Carrie Chapman Catt Prize for Research on Women and Politics. $3000. (Katie Marchetti, Political Science). “Gender and Lobbying” is a collaborative project with Tim LaPira at James Madison University and Herschel Thomas at University of Texas – Arlington. The project focuses on women lobbyists in Washington D.C. and the funding will support Marchetti’s travel, meals, and lodging to conduct interviews with lobbyists and other staffers in D.C. during summer 2017. The Catt Prize, awarde by the Catt Center at Iowa State University is an annual competition designed to encourage and reward scholars embarking on significant research in the area of women and politics. Since the first prize was awarded in 1995, 85 projects proposed by 108 researchers have been supported. Numerous proposals from a variety of academic disciplines are received each year. Research projects submitted for prize consideration may address any topic related to women and politics. Scholars at any level, from graduate students to tenured faculty members, may apply. There are usually eight awards per year; the Center received more than 80 applications this year.

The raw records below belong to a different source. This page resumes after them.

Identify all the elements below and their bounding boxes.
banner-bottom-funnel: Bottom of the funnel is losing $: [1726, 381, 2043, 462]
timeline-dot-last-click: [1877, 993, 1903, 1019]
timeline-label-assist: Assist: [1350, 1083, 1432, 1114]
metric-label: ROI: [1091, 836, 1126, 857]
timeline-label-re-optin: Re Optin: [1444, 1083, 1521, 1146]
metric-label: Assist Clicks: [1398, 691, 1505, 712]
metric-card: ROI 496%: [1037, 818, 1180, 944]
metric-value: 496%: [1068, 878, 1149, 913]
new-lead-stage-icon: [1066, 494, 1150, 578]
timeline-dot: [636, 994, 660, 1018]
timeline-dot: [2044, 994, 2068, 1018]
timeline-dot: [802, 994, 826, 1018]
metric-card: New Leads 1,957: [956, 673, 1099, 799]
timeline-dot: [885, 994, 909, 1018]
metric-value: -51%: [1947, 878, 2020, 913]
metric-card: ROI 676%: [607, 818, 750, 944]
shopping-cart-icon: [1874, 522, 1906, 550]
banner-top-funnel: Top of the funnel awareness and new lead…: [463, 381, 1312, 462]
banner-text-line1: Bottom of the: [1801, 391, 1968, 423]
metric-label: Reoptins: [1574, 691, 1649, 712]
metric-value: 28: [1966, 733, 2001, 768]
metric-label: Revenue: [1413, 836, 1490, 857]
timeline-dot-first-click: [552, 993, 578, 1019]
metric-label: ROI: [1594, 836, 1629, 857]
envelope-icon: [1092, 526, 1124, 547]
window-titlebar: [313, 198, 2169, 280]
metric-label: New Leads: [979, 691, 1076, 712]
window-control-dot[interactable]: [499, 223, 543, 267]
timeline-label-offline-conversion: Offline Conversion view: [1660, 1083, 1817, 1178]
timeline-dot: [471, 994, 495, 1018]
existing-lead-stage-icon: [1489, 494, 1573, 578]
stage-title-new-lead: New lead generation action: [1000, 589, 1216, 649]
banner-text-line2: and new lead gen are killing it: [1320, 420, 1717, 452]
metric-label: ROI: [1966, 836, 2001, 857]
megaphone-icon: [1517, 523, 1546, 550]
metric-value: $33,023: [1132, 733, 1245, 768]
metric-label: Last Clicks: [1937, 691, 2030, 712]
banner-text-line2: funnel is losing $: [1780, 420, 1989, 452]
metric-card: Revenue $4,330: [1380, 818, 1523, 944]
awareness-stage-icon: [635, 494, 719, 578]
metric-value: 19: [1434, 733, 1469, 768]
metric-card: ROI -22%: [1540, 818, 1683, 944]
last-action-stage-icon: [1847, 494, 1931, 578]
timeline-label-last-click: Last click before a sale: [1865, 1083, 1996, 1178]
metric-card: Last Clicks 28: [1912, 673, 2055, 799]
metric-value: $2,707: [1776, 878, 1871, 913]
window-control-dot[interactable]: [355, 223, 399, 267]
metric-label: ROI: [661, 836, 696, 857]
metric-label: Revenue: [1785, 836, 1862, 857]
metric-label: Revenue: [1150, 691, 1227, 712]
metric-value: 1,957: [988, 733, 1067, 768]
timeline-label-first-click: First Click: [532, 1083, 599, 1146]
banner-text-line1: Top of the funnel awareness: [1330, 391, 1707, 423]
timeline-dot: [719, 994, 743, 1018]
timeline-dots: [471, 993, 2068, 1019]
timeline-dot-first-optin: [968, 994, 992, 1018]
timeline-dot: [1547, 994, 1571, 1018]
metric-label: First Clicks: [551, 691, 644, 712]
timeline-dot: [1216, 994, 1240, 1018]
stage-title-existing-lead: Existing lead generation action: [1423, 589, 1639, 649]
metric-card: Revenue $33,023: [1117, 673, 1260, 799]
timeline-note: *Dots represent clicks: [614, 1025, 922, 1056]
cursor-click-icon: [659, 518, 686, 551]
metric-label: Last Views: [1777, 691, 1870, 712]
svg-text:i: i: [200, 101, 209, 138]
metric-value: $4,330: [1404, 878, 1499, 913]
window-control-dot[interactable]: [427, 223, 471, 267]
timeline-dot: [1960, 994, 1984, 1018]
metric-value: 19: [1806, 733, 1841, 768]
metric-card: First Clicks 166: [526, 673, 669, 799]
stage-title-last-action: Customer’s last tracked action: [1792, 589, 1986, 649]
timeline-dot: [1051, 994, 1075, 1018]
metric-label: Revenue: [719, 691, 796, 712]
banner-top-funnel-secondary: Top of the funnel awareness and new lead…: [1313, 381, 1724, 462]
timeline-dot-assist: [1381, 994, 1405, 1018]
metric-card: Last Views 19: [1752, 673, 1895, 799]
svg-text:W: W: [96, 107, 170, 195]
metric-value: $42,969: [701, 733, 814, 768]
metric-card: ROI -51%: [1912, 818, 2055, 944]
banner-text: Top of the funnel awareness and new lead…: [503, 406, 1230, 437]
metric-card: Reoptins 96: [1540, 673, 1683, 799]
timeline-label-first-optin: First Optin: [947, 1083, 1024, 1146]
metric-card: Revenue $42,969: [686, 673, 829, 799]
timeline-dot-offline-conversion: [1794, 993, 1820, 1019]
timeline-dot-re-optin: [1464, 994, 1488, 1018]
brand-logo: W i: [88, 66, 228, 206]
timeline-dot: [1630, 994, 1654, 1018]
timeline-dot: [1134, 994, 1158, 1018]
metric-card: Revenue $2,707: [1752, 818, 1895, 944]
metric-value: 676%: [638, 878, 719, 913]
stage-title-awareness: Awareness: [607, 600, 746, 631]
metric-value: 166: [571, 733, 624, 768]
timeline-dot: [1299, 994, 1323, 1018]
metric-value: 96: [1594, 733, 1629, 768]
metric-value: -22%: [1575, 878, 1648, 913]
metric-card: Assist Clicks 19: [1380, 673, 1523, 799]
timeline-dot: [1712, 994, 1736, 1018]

Neh logo horizontal rgbNational Endowment for the Humanities - Fellowship. $50,400. (Greg Steirer, English) “Intellectual Property Law and the History of the Narrative-Based Franchise” This work examines the management and development of narrative-based intellectual property through chapter-length studies of media properties dating from the 1920s to 2012. By tracing how the production, distribution, and consumption of these properties are shaped by marketing exigencies, copyright and trademark law, and management strategies for creative labor, I provide a new model for understanding the relationship between intellectual property or “franchises,” authorship/ownership, and narrative. The National Endowment for the Humanities: Exploring the human endeavor.

Franklin County Foundation, $1,182 (Asuncion Arnedo; Spanish & Portuguese) Prof. Asuncion Arnedo of Dickinson College seeks support for the project, “2017 Migrant Farm Labor Health Outreach - Franklin.”  Since 2009, Prof. Asuncion Arnedo has been teaching a Spanish language course, “Spanish for the Health Professions” which has included a service-learning component since the creation of this course in 2005. During the course students volunteer four hours a week at health clinics. The clinics serve Spanish-speaking orchard workers in Upper Adams County during the fall. The great majority of individuals who visit the clinics are migrant workers from Mexico who come to Pennsylvania each year for the apple, peach and strawberry harvest. Through a partnership with Keystone Health and their Migrant Health Program, Dickinson students volunteer as interpreters for the Spanish-speaking farm workers and the English-speaking health providers. Students and health care workers also go into the migrant camps to provide basic health care and assess needs for further treatment.  Arnedo and the students also distribute “health care packs” e.g., ointments for muscle aches, toothpaste and pain relievers, to workers who have limited access to health care.